In general we should have two big branches, feature branches, bug and hotfix branches, I suggest these to be and be named as the following.

Master

Staging

Feature-branches

Bug-Hotfix-branches

It is important to mention that if you don't have a local master branch it is easier to keep your code in sync and impossible to ruin remote master by accidentally pushing your own.

Master is the one that is the production branch, so all branches are made from this and merged back into this when approved for live environment.

Staging is the testing branch, before putting any feature on Master it should have been on staging and tested that it works and that the existing code doesn't break or doesn't work as it should after the feature have been merged.

Feature are branches for a specific feature, we are able to make as many branches as possible, and it is better to keep features in one big branch til it is ready and can be tested and released. As one big feature instead of small features that depend on each other and can't be included in master on its own, it wil be better code structure.

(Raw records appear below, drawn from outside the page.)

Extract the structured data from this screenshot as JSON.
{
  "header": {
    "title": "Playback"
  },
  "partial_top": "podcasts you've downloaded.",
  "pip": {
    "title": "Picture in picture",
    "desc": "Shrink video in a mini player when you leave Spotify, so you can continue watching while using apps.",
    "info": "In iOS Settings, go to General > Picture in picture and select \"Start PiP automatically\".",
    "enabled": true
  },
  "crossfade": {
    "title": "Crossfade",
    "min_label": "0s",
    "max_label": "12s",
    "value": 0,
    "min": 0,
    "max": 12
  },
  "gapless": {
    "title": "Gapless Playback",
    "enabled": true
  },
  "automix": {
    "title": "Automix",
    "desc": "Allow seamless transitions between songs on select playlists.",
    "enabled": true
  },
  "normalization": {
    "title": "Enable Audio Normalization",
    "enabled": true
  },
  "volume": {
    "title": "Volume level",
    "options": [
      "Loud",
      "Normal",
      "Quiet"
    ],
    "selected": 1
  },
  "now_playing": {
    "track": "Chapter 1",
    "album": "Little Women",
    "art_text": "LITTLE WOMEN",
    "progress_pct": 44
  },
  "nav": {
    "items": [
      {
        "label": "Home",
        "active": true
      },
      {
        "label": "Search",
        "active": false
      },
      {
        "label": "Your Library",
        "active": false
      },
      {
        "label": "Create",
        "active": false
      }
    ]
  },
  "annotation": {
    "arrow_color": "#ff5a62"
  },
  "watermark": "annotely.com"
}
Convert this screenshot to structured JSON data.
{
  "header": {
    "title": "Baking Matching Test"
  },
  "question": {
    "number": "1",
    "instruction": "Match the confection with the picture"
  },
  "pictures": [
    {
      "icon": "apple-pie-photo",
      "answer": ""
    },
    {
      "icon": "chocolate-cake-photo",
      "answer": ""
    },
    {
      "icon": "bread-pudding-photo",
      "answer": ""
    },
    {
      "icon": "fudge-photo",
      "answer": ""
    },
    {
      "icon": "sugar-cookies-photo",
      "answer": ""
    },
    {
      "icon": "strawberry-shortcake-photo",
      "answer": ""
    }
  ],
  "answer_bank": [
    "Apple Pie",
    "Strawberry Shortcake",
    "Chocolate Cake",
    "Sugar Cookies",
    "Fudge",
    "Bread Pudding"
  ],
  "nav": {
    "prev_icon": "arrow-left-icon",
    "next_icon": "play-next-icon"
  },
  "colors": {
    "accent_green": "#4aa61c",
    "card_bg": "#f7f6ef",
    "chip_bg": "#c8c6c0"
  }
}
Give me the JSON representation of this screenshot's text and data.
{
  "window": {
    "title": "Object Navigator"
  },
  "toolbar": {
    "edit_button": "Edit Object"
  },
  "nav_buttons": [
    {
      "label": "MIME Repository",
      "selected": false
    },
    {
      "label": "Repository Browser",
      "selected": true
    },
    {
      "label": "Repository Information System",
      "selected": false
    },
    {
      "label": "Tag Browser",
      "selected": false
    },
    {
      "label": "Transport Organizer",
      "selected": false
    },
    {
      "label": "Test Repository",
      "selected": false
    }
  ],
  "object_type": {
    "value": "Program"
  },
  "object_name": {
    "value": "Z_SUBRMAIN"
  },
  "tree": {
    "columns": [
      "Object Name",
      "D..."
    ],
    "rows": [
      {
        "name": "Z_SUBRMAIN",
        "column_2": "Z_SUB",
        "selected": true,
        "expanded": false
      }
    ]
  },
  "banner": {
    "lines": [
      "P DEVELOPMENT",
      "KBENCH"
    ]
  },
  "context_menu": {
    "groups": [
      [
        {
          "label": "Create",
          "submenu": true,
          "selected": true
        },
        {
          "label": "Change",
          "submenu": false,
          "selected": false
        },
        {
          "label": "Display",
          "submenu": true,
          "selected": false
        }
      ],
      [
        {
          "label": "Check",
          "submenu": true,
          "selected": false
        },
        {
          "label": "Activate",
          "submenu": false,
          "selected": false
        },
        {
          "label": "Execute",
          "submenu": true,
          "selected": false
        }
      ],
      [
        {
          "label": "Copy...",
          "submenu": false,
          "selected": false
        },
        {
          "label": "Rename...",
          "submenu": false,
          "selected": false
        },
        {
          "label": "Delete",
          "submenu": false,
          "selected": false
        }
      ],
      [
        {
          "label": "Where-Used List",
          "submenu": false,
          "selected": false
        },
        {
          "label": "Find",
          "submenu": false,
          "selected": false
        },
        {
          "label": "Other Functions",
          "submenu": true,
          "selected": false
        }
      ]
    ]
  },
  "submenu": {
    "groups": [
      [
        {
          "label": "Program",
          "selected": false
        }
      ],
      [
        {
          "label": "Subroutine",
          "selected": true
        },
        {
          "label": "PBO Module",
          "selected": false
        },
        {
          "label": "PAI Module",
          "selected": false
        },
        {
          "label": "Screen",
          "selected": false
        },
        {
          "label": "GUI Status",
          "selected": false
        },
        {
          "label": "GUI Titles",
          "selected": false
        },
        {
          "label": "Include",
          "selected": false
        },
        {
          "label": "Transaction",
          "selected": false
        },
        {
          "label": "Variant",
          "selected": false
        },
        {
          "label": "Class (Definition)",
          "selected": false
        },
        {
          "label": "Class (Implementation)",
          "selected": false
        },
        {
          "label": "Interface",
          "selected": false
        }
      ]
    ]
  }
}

Bug & hotfix are also branches but for a specific bug and if it is critical a hotfix. Bug and hotfix branches can belong to a feature branch or to the master branch, if the code is not yet released but a bug is found on staging it should be made from the feature branch it belongs to. If the feature is live and a bug is there it can either be a bugfix that is released at next live publish or a hotfix that needs to go live immediately.

Since features can change the same files or parts of them, it is important that we use rebasing to check for other changes and getting the best possibilities of automatic merging features into staging and master.